These are yarn parameters which controls the maximum and
minimum conatiner sizes which yarn can allocate to containers:
YARN PARAMETERS:
---->
yarn.scheduler.minimum-allocation-mb - The minimum allocation for every
container request at the RM, in MBs. Memory requests lower than this won't take
effect, and the specified value will get allocated at minimum.
---->
yarn.scheduler.maximum-allocation-mb - The maximum allocation for every
container request at the RM, in MBs. Memory requests higher than this won't
take effect, and will get capped to this value.
MAPREDUCE PARAMETERS:
Client side parameters which job requests. We can override
this.
mapreduce.map.memory.mb - Map container size
mapreduce.map.reduce.mb
- Reducer container size
Note : If we request memory > yarn max allocation limit, Job
will fail as yarn will report it can not allocate that much memory.
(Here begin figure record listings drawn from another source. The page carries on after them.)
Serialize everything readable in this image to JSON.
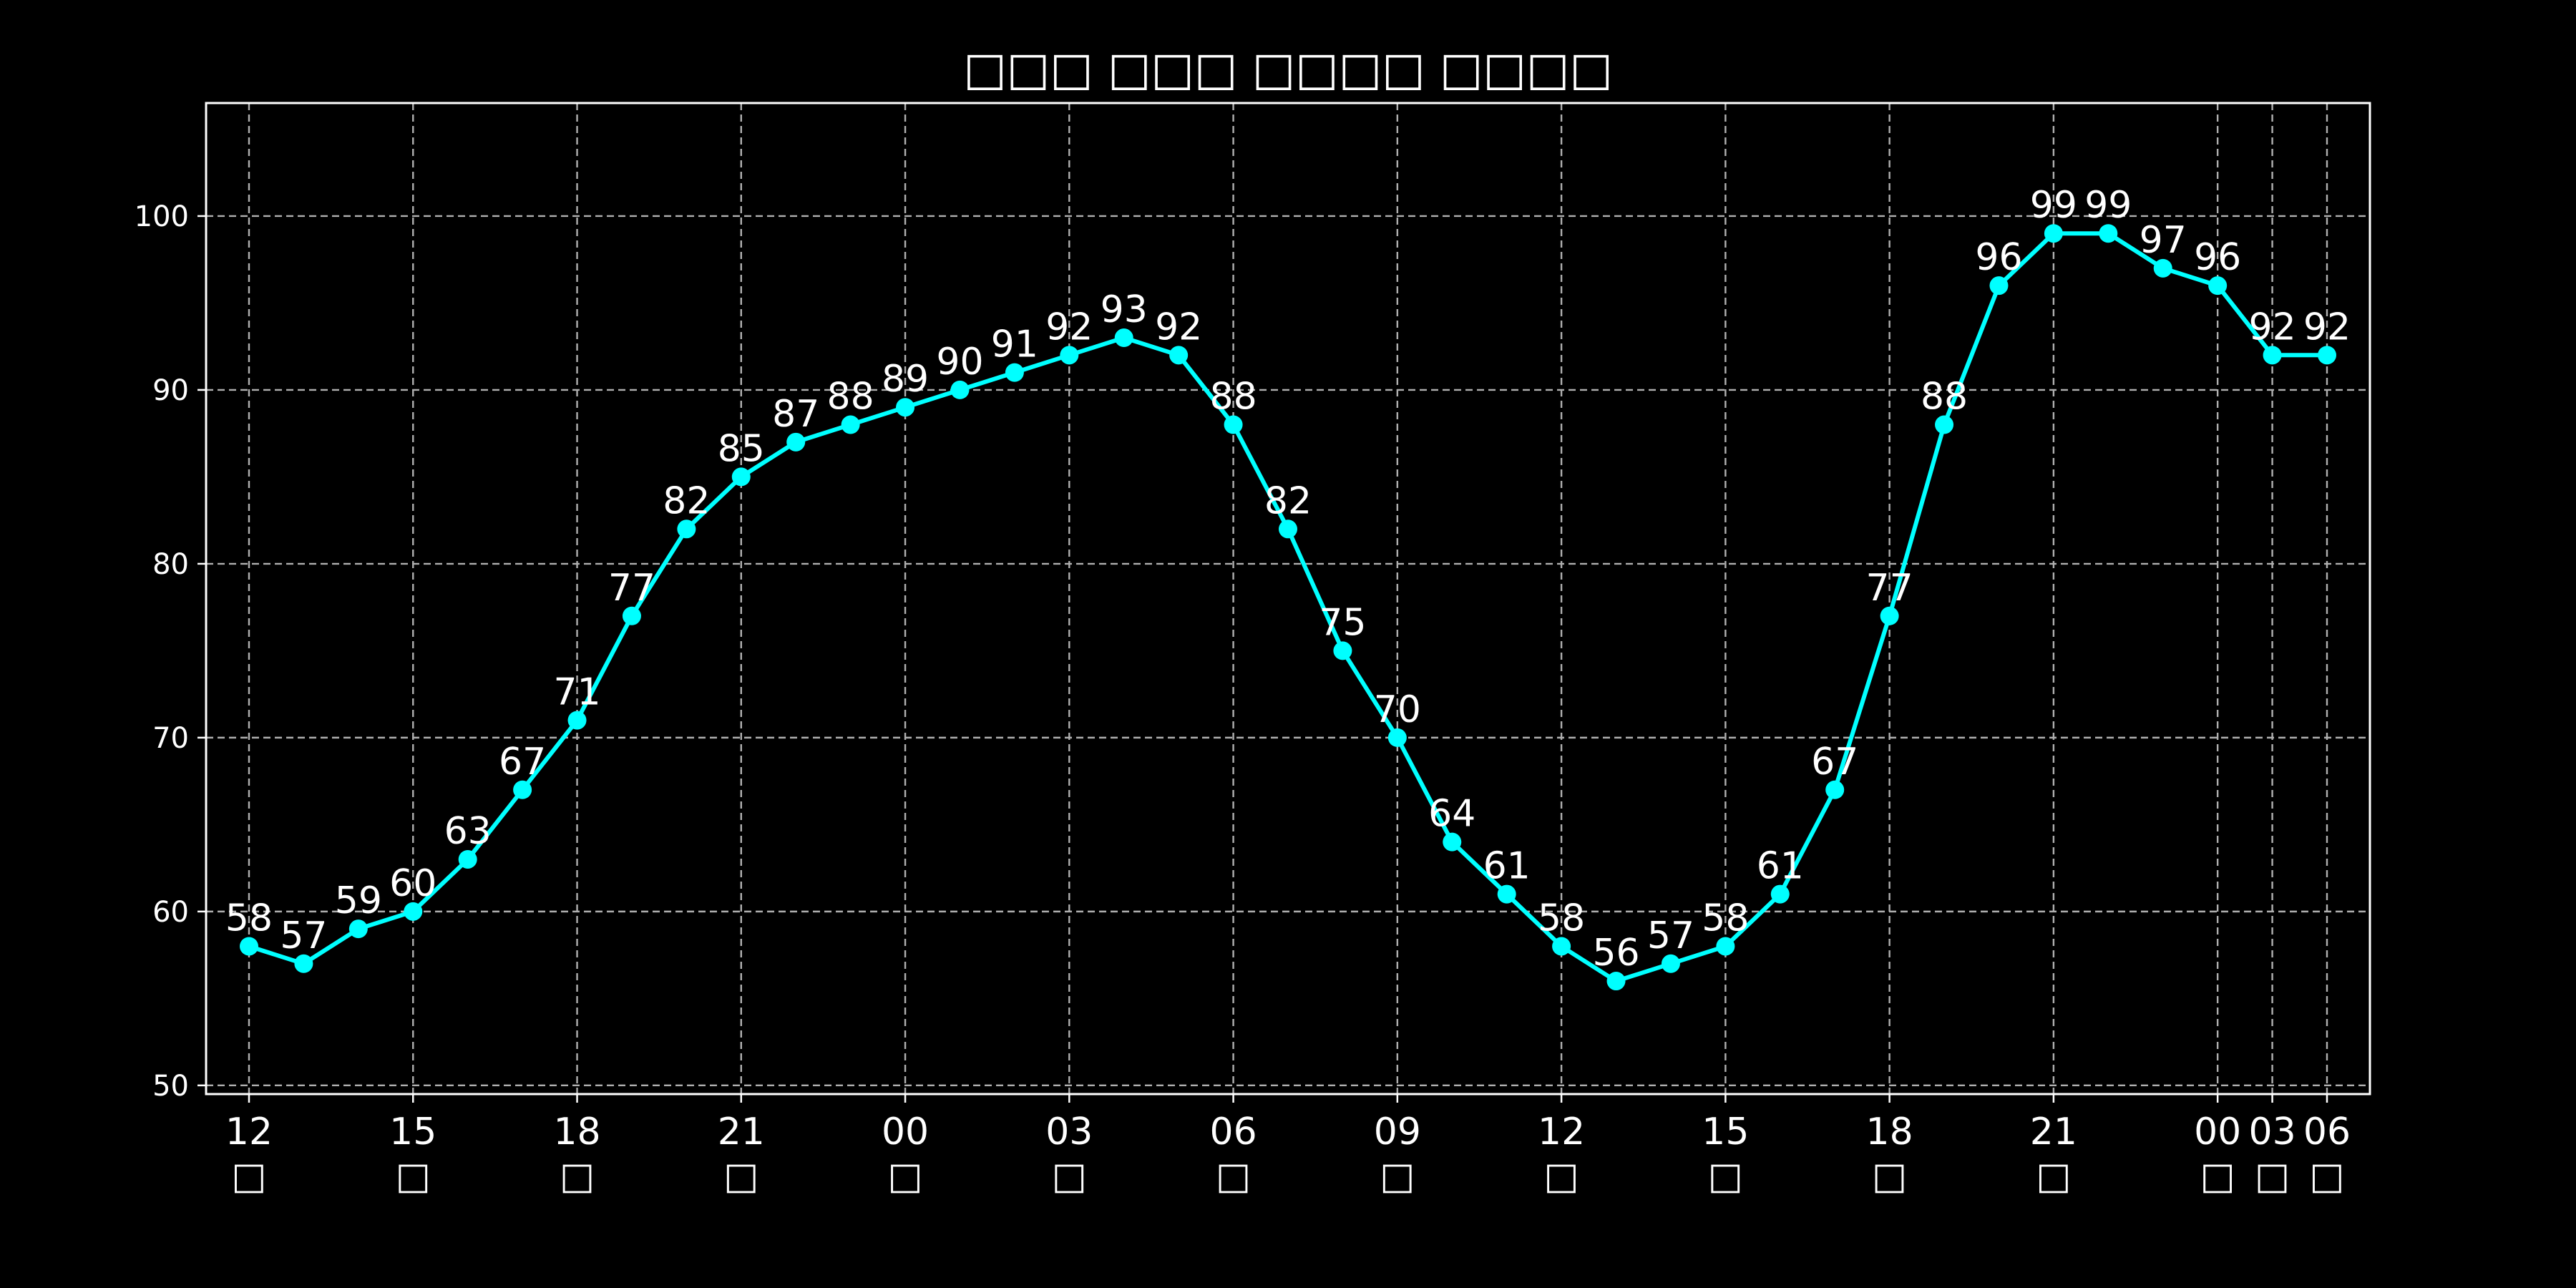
{
  "chart_data": {
    "type": "line",
    "title": "□□□ □□□ □□□□ □□□□",
    "xlabel": "",
    "ylabel": "",
    "ylim": [
      49.5,
      106.5
    ],
    "yticks": [
      50,
      60,
      70,
      80,
      90,
      100
    ],
    "grid": true,
    "line_color": "#00ffff",
    "background": "#000000",
    "x_tick_labels": [
      {
        "x": 0,
        "line1": "12",
        "line2": "□"
      },
      {
        "x": 3,
        "line1": "15",
        "line2": "□"
      },
      {
        "x": 6,
        "line1": "18",
        "line2": "□"
      },
      {
        "x": 9,
        "line1": "21",
        "line2": "□"
      },
      {
        "x": 12,
        "line1": "00",
        "line2": "□"
      },
      {
        "x": 15,
        "line1": "03",
        "line2": "□"
      },
      {
        "x": 18,
        "line1": "06",
        "line2": "□"
      },
      {
        "x": 21,
        "line1": "09",
        "line2": "□"
      },
      {
        "x": 24,
        "line1": "12",
        "line2": "□"
      },
      {
        "x": 27,
        "line1": "15",
        "line2": "□"
      },
      {
        "x": 30,
        "line1": "18",
        "line2": "□"
      },
      {
        "x": 33,
        "line1": "21",
        "line2": "□"
      },
      {
        "x": 36,
        "line1": "00",
        "line2": "□"
      },
      {
        "x": 37,
        "line1": "03",
        "line2": "□"
      },
      {
        "x": 38,
        "line1": "06",
        "line2": "□"
      }
    ],
    "series": [
      {
        "values": [
          58,
          57,
          59,
          60,
          63,
          67,
          71,
          77,
          82,
          85,
          87,
          88,
          89,
          90,
          91,
          92,
          93,
          92,
          88,
          82,
          75,
          70,
          64,
          61,
          58,
          56,
          57,
          58,
          61,
          67,
          77,
          88,
          96,
          99,
          99,
          97,
          96,
          92,
          92
        ]
      }
    ]
  }
}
Below given are few examples:
----------------------------------------------------------------------------------------------------------------------------------------------------------------
Example: (Following will fail)
+=============================+
Server side:
yarn.scheduler.minimum-allocation-mb=1024
yarn.scheduler.maximum-allocation-mb=8196
Client size:
mapreduce.map.memory.mb=10240
----------------------------------------------------------------------------------------------------------------------------------------------------------------
Another example: (Following will work):
+=============================+
Server side:
yarn.scheduler.minimum-allocation-mb=1024
yarn.scheduler.maximum-allocation-mb=8196
Client size:
mapreduce.map.memory.mb=800
In this case mapper will get 1024 (Minimum conatiner size)
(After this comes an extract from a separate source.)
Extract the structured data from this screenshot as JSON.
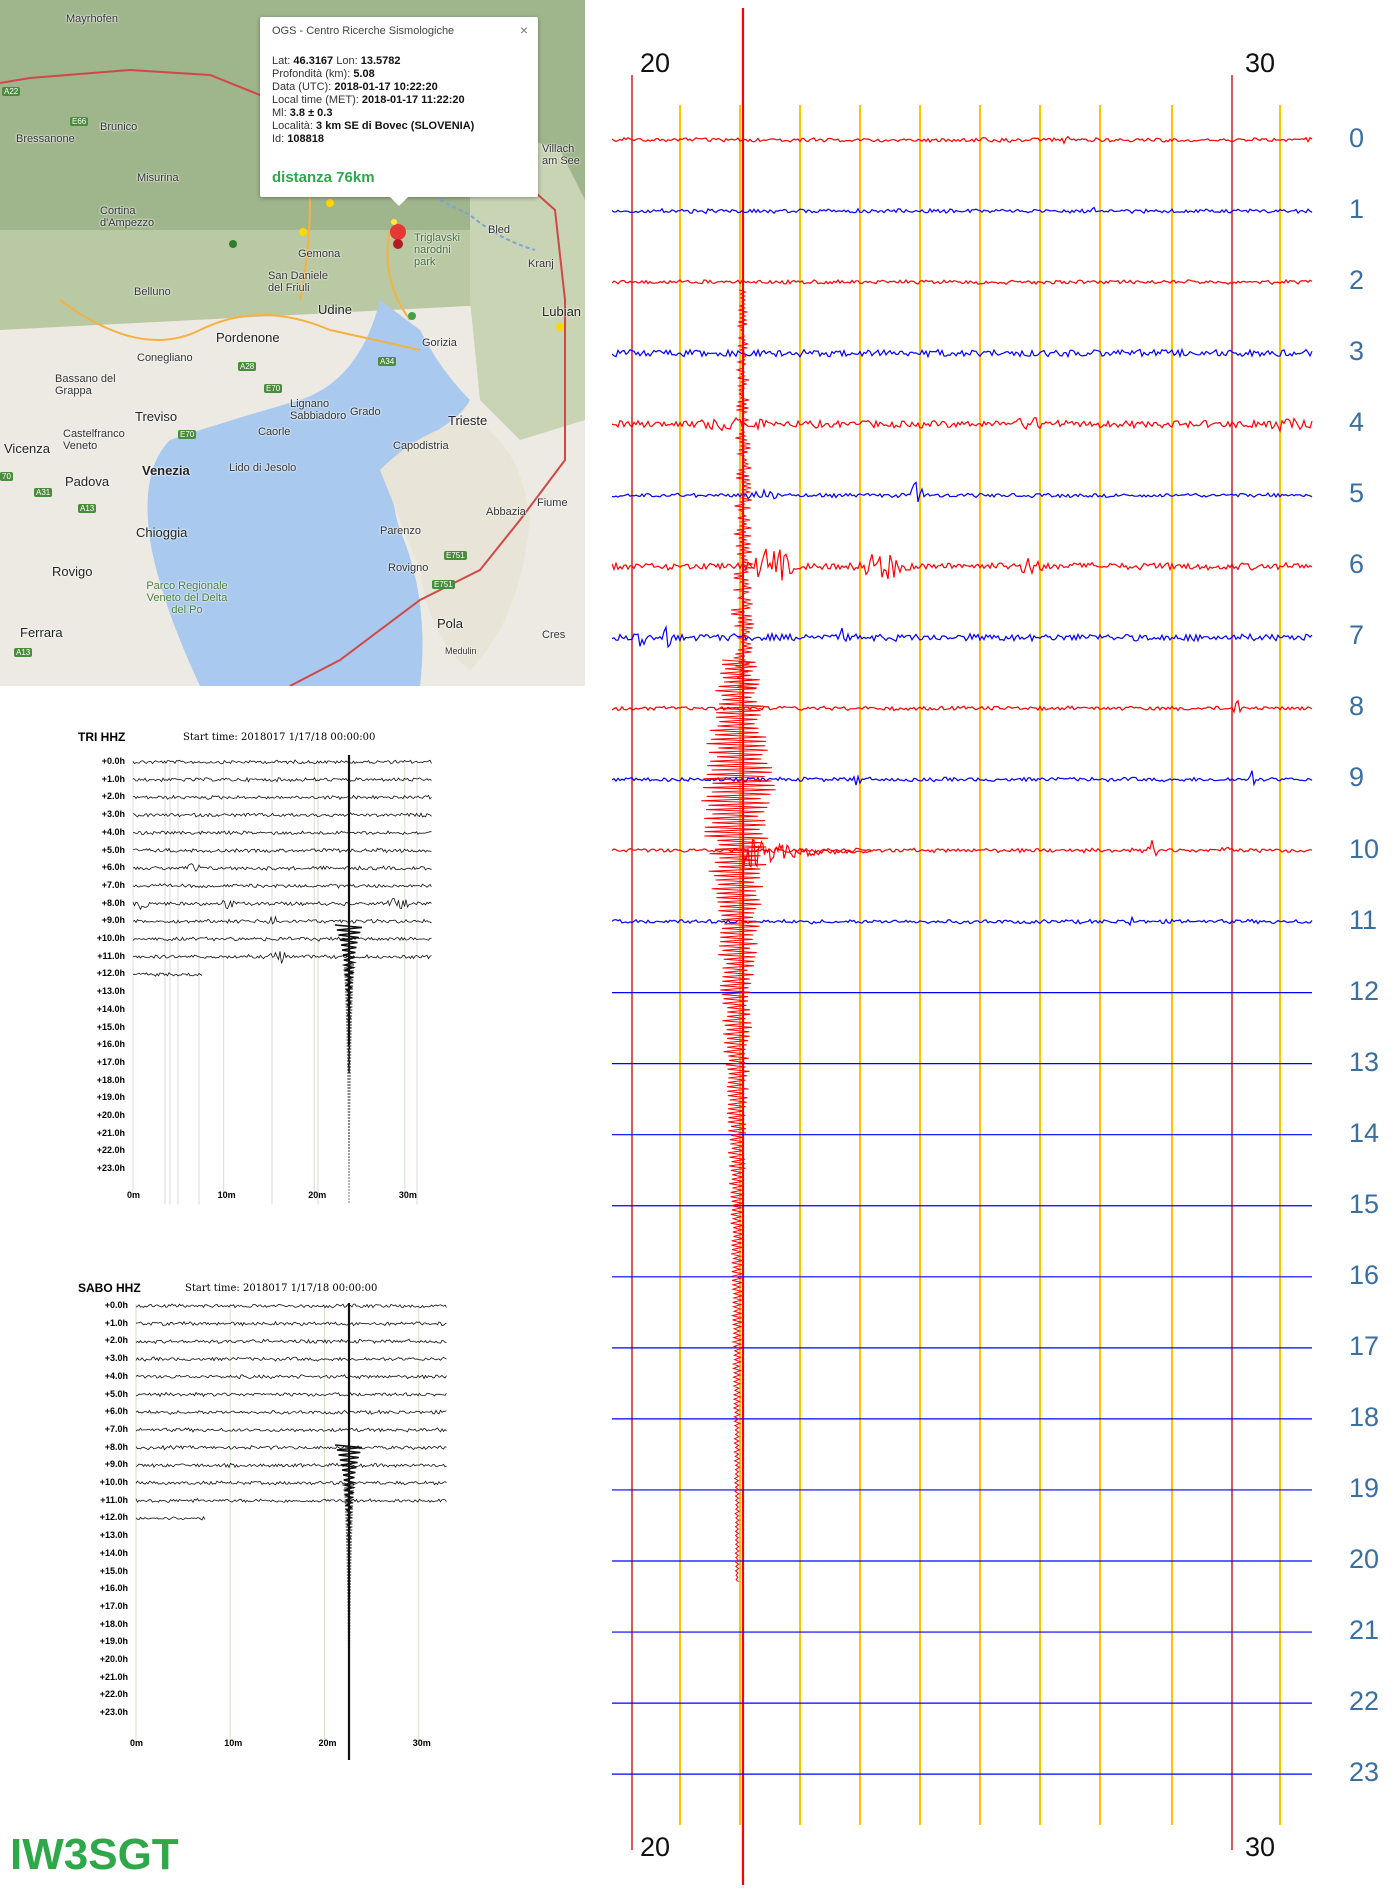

----------------------------------------------------------------------------------------------------------------------------------------------------------------
Another example: (Following will work):
+=============================+
Server side:
yarn.scheduler.minimum-allocation-mb=1024
yarn.scheduler.maximum-allocation-mb=8196
Client size:
mapreduce.map.memory.mb=1800
In this case mapper will get 2048
Note: Single job can use single/multiple containers depending upon size of input data, split size and nature of data.